After finding fashion-stalking was a common experience last week, I really felt I had to carry out some more extensive research. What is is about Parisiennes? Do they really have something other women don't? A sort of Je Ne Sais Quoi?
Does this J-N-S-Q really exist? And can we describe it? Bottle it? Find a mathematical formula?
I asked some of the regulars at the Cafe de La Mairie.
It's early October. I know it's Fashion Week because the mornings are a little colder and the low sun hits the top of the buildings on the boulevard Port Royal and slices in long golden streaks between the shadow-canyon streets, and because I've already found myself stalking Parisiennes.
There's a girl on the tube in front of me. I make my way down the carriage so I can study the way her hair falls, half tucked into the collars of her leather jacket. I cross the road to follow another down the Rue Jacob. I'm sitting in Cafe de la Mairie and I try to angle my chair to see whether the front of that woman with the white-blonde bob and the embroidered coat lives up to her fascinating back. Tough luck . The chairs on the cafe's terrasse are chained together.

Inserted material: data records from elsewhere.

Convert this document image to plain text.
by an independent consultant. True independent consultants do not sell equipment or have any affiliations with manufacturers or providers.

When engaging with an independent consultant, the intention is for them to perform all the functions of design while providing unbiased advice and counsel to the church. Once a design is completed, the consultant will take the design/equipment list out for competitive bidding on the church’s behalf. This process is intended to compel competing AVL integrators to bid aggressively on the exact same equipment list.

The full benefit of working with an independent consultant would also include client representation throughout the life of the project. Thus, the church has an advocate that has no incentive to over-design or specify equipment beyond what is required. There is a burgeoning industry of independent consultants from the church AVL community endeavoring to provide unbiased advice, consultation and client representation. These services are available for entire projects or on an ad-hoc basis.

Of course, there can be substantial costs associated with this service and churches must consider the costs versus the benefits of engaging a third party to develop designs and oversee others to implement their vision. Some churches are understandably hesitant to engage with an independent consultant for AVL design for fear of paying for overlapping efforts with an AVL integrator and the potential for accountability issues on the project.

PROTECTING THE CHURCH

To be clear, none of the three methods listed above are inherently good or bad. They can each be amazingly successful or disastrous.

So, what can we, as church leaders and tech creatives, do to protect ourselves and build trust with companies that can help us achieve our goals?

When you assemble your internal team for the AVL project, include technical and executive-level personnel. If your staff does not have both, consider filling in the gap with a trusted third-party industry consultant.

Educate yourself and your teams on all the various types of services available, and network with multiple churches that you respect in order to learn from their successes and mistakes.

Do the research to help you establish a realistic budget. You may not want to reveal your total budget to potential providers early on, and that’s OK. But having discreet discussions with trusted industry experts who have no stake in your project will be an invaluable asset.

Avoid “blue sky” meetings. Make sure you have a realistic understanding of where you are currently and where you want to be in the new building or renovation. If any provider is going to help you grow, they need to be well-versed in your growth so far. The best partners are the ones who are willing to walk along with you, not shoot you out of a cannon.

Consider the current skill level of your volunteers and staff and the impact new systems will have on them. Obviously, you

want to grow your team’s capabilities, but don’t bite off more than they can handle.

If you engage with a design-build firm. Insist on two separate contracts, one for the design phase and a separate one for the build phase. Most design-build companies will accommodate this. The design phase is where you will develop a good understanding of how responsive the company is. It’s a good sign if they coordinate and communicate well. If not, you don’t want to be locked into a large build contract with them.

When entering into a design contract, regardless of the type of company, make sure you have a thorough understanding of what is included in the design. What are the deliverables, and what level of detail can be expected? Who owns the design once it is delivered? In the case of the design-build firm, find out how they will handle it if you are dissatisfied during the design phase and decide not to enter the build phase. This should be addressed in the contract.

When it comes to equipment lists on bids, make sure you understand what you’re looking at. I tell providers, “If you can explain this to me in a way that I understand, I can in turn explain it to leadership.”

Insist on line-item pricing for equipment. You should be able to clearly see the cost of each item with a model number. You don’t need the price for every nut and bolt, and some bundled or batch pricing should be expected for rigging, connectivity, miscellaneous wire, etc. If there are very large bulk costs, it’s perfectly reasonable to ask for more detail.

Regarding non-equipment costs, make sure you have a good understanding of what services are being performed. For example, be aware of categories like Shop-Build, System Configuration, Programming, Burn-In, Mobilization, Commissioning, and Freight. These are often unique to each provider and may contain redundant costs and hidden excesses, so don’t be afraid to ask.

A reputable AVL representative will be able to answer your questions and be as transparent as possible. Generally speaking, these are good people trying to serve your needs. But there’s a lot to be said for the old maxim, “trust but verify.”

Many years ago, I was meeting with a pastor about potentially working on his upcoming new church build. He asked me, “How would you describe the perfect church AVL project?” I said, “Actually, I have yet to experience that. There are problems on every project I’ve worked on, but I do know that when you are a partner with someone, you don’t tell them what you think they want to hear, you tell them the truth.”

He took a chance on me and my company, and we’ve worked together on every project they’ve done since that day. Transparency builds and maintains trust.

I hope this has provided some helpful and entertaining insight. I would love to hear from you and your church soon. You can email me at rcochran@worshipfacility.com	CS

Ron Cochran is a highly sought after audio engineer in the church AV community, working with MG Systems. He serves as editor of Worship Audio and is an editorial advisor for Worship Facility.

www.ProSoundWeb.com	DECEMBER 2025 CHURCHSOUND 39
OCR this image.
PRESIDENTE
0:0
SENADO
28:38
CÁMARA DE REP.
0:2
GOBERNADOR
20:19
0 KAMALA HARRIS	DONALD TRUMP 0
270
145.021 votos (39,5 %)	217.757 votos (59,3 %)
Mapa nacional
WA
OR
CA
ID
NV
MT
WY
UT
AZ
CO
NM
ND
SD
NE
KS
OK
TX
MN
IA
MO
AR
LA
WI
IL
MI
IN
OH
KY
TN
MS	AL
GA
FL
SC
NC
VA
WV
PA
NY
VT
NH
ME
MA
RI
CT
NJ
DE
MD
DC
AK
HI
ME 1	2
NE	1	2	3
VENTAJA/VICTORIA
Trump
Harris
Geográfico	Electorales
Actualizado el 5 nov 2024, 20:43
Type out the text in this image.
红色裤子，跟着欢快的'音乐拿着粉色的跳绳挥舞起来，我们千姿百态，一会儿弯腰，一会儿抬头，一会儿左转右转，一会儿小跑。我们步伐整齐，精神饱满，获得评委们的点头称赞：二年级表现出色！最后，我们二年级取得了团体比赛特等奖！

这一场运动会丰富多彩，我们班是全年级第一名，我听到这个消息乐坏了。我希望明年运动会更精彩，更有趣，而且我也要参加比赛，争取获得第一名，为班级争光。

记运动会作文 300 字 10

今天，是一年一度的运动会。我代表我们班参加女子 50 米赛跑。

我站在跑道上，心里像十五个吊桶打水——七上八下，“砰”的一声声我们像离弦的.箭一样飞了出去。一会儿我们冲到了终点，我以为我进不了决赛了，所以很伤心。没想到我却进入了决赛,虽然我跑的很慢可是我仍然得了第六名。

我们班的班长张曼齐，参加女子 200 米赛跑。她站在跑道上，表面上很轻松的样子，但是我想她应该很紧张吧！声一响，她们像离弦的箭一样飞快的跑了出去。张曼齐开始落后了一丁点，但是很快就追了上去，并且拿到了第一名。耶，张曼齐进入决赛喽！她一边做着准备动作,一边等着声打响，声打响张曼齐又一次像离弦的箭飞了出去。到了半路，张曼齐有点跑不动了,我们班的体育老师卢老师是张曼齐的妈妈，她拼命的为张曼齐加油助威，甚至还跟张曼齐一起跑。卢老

I'm only half-seeing them. I see backs, shoulders; the fit of a coat; the movement of an arm in a layered sleeve; the swing of a bag. It's about clothes, yes. But more about how they're combined, and how they combine with the wearer - the way she moves, a certain place and time of day.
It's about the girl, as much as the clothes.
Does that make me a girl-on-girl stalker?
My street has such high self-esteem, it's always celebrating itself and breaking out en fête.
It's not enough to have the Yves Klein festival in June, where lots of people roll around naked in blue paint, but last weekend there was another fête just for the Enfer of it...
A sense of 'fun' isn't something Parisians are necessarily renowned for, but that was ok because this festival involved lots of activities which only required you to sit around looking cool.
I guess the street has a lot of history to celebrate, not least Jean-Paul Belmondo's final moments as he races down the one way street at the end of Godard's A Bout du Souffle.
It's not Belmondo who's still hanging round the quartier but his co-star, Jean Seberg. From over the road at the Cimetiere Montparnasse, she would have just about been able to hear the party from where she's buried, so sadly near the mise-en-scene of her greatest success.